Трудности, с которыми сталкивался Якобсон в Праге, были результатом политического хаоса, воцарившегося в Европе и России после Первой мировой войны и сделавшего для многих жизнь неустойчивой и непредсказуемой. Лучше, чем это удалось Роману в первом письме к Эльзе от сентября 1920 года, положение описать нельзя:
Ведь не одну, десять жизней пережил каждый из нас за последние два года. Я к примеру был за последние годы — контрреволюционером, ученым и не из худых, ученым секретарем Зав. Отд Искусств Брика, дезертиром, картежником, незаменимым специалистом в топливном учреждении [в Москве], литератором, юмористом, репортером, дипломатом, на всех романических emploi и пр. и пр. Уверяю Тебя, авантюрный роман да и только. И так почти у каждого из нас.

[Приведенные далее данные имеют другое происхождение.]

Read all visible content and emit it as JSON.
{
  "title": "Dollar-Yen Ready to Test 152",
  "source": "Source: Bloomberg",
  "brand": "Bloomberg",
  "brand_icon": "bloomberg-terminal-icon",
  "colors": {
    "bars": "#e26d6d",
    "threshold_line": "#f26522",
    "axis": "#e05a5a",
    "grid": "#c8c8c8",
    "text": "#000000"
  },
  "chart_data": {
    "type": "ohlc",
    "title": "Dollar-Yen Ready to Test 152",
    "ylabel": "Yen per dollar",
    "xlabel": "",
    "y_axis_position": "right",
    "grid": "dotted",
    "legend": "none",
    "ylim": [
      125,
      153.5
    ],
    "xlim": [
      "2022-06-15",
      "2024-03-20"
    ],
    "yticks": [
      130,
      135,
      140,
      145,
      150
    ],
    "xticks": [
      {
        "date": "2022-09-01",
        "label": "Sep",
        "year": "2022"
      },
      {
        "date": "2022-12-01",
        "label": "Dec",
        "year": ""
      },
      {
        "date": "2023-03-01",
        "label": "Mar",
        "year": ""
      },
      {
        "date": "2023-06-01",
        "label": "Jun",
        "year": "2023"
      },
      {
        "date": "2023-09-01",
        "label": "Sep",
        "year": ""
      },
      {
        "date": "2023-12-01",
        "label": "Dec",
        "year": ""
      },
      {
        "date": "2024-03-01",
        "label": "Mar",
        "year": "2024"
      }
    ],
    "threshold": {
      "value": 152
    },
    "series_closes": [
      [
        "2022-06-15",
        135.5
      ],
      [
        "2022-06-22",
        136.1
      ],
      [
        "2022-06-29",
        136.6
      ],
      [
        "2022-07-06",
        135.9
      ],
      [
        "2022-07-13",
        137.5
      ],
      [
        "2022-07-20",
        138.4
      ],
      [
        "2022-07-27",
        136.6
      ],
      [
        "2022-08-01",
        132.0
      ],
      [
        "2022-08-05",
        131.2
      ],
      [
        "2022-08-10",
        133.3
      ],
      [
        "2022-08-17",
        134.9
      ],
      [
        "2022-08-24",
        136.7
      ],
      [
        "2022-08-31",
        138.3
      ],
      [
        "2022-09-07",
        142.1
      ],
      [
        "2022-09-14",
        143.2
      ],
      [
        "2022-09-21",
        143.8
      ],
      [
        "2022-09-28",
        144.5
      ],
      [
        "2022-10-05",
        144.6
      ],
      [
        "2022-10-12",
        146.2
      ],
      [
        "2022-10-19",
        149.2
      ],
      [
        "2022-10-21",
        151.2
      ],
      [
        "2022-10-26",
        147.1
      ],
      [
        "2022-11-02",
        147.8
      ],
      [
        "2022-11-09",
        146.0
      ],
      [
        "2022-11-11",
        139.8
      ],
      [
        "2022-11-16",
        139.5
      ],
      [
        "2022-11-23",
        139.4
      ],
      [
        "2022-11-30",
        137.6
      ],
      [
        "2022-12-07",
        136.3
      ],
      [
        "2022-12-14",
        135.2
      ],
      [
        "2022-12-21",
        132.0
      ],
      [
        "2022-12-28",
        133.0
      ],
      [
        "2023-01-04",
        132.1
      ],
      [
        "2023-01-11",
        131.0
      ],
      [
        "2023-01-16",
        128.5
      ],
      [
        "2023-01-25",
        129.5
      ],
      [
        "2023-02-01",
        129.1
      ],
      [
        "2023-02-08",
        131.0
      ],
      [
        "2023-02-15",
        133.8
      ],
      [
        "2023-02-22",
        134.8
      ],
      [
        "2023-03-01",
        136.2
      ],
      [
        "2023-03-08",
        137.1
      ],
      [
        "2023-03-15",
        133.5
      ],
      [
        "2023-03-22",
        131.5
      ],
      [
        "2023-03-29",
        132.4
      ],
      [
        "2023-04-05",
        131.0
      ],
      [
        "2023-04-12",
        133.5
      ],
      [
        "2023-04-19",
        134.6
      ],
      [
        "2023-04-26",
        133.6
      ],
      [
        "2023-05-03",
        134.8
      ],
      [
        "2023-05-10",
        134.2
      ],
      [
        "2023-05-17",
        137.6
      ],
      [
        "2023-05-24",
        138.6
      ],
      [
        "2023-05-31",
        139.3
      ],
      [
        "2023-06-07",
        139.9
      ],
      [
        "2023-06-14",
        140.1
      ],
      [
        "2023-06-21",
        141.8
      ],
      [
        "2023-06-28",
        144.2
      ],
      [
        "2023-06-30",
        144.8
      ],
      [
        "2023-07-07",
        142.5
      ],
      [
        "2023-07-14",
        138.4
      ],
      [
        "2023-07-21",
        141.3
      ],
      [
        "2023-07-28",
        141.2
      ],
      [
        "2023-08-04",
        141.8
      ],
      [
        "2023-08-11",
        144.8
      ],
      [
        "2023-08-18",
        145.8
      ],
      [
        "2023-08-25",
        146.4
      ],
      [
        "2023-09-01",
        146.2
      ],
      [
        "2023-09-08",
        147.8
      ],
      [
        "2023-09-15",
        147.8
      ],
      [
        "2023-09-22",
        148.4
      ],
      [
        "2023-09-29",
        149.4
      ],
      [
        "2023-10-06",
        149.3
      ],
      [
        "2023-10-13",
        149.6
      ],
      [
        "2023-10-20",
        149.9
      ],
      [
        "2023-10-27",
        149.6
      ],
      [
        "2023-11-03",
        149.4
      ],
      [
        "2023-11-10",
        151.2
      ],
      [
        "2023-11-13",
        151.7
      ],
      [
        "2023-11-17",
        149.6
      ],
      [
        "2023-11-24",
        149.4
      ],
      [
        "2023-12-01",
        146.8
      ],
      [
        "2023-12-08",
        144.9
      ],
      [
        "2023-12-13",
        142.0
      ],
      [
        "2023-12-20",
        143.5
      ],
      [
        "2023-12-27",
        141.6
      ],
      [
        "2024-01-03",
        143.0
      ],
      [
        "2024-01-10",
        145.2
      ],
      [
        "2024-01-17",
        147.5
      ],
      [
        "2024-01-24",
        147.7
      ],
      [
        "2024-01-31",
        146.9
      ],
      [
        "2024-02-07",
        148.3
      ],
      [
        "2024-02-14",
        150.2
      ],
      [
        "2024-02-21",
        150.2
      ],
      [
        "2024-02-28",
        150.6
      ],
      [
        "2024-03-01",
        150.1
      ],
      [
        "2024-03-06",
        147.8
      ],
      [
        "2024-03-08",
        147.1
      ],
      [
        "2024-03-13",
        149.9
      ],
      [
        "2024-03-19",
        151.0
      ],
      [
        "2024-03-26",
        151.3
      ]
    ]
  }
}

Якобсон принадлежал к программно радикальному поколению. Отличительным признаком русского радикализма была ярко выраженная антибуржуазность в сочетании с сильным ощущением близости перемен: мир должен измениться единым махом, а не вследствие длительной и терпеливой работы. По этой причине мессианская версия марксизма — коммунизм — нашла наиболее благодатную почву именно в России. Кроме того, поколение, которое взрослело в эпоху Первой мировой войны, было непоколебимо уверено в том, что именно молодежь являлась — по выражению Якобсона — «законодательницей дня» и что для нее все возможно: «Мы себя не чувствовали начинающими. Казалось совершенно естественным, что мы, мальчишки в Московском лингвистическом кружке, ставим себе вопрос: „А как надо преобразовать лингвистику?“ То же самое было во всех других областях».
Одновременно Якобсону была присуща черта, которую сам он называл «решающей в [его] жизни»: умение занять позицию стороннего наблюдателя. «Я могу выступить в любой роли, но все это только роли, — писал он. — Филология — роль, как все остальные, только любимая». Он похож на человека, который наблюдает за шахматной партией, интересуясь игрой, а не результатом: «Смотришь с любопытством, сочувствуешь проигрывающему, радуешься ловкому шаху выигрывающего и продумываешь „ходы“ и за белых и за черных. На минуту можешь даже подсесть к столу поиграть за одного из них. Вот мое отношение к сегодняшней политике».
Именно из-за этого релятивизма — или, по определению Брика, «дипломатического таланта» — многие относились к Якобсону с подозрением. Он не занимался политикой, но был скомпрометирован близостью к Маяковскому и его кругу. В Праге он сразу стал искать контакты с представителями авангарда и в феврале 1921 года сообщал Маяковскому:
Сегодня в правительственной газете Тебя обругали матом. Самое мягкое из выражений было «сукин сын». В левых кругах Твоя популярность растет. Первого мая в здешнем большом театре пойдет перевод Твоей Мистерии, вокруг этого представления будет страшный. Лучший здешний драматург Дворжак (ныне коммунист [sic]) о какой бы пьесе ни писал в пражской левой газете, неизменно констатирует, что по сравнению с Тобой это буржуазная гниль. <…> На днях в чешском фабричном центре Брно вечер Твоих произведений для рабочих.
Якобсон делал все возможное для популяризации нового русского искусства и литературы в Чехословакии. В частности, его усилиями был переведен на чешский фрагмент «150 000 000» (полностью поэма вышла в 1925 году) — и он так быстро осваивал язык, что уже через полгода после приезда в Прагу смог опубликовать стихотворение Хлебникова в собственном переводе. Несмотря на близкое личное знакомство с Маяковским, Якобсона больше интересовало творчество Хлебникова: в его формальных экспериментах Якобсон находил пищу для собственных идей о поэзии как — в первую очередь — языковой деятельности. Еще в Москве он работал над изданием произведений Хлебникова и написал для этого предисловие, которое теперь в Праге вышло отдельной книгой на русском: «Новейшая русская поэзия. Набросок первый».